Aber nicht alle verstehen die Bibel, das Evangelium. Es muss einem auch gegeben sein.

Ja, es scheint auf Gottes Willkür hinauszulaufen.

Veröffentlicht von: @resah

Natürlich sind sie auch diskutierbar und sollten sich an Tatsachen und Lebenserfahrungen bestätigen lassen können.

Mir scheint allerdings, dass sie das nicht müssen.

Zum Beispiel lässt sich die Schöpfungsgeschichte wörtlich sicherlich nicht mit den eigenen Erfahrungen überein bringen. (Himmelsgewölbe, Erde vor der Sonne erschaffen - korrigiere mich, bitte, wenn ich etwas falsch sehe).

Veröffentlicht von: @resah

Sklaverei war ja zu Jesu Zeiten "normal". Und wurde erst recht spät in unserer Gesellschaft abgeschafft.

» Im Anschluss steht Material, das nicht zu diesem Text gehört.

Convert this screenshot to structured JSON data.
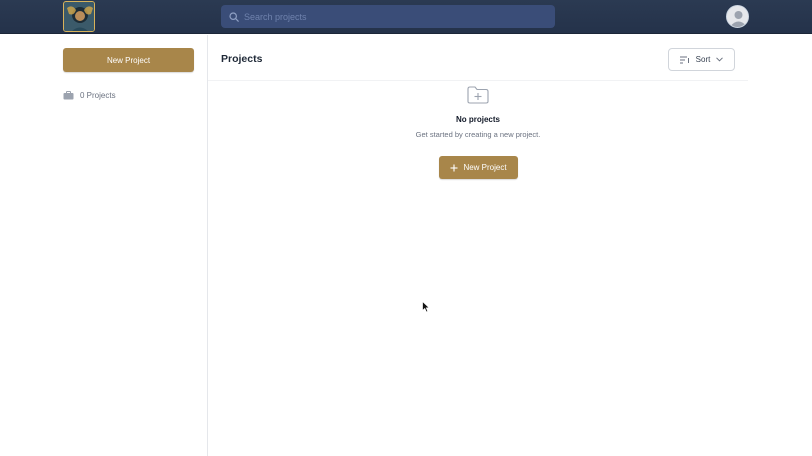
{
  "header": {
    "logo_icon": "portrait-logo-icon",
    "search": {
      "placeholder": "Search projects",
      "value": ""
    },
    "avatar_icon": "user-avatar-icon"
  },
  "sidebar": {
    "new_project_label": "New Project",
    "project_count_label": "0 Projects",
    "project_count_icon": "briefcase-icon"
  },
  "main": {
    "title": "Projects",
    "sort": {
      "label": "Sort",
      "icon": "sort-lines-icon",
      "chevron": "chevron-down-icon"
    },
    "empty_state": {
      "icon": "folder-plus-icon",
      "title": "No projects",
      "subtitle": "Get started by creating a new project.",
      "button_label": "New Project",
      "button_icon": "plus-icon"
    }
  },
  "colors": {
    "topbar": "#2b3a52",
    "search_bg": "#3a4d78",
    "accent": "#a8864a"
  }
}
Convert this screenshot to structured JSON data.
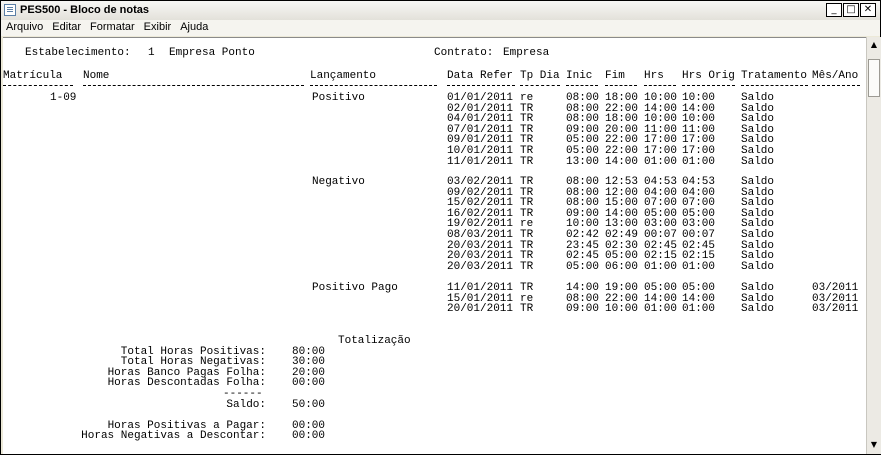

Diebstahl war ja auch normal, dennoch gab es ein Gebot dagegen.

Veröffentlicht von: @resah

Und unser (Grund)Gesetz ist in Deutschland geprägt von christlichen Werten. Zum Beispiel dem Solidaritätsprinzip. Das die Starken die Schwachen tragen (allerdings geht hier mittlerweile mehr und mehr von diesen eigentlich guten Prinzipien in unserer Gesellschaft verloren).

Ich sagte ja nicht, dass christliche Werte generell falsch sind.

Was ich meinte, ist, dass ich für richtig finde, dass man zu Gesetzen über Debatten und demokratische Prozesse gelangt.
Da ist auch nicht alles perfekt, aber ich finde es weniger willkürlich, als wenn man ein Gesetz aus einer heiligen Schrift wie dem Koran nimmt.

Es sei denn, jemand könnte zeigen, dass der Koran oder die Bibel Recht hat.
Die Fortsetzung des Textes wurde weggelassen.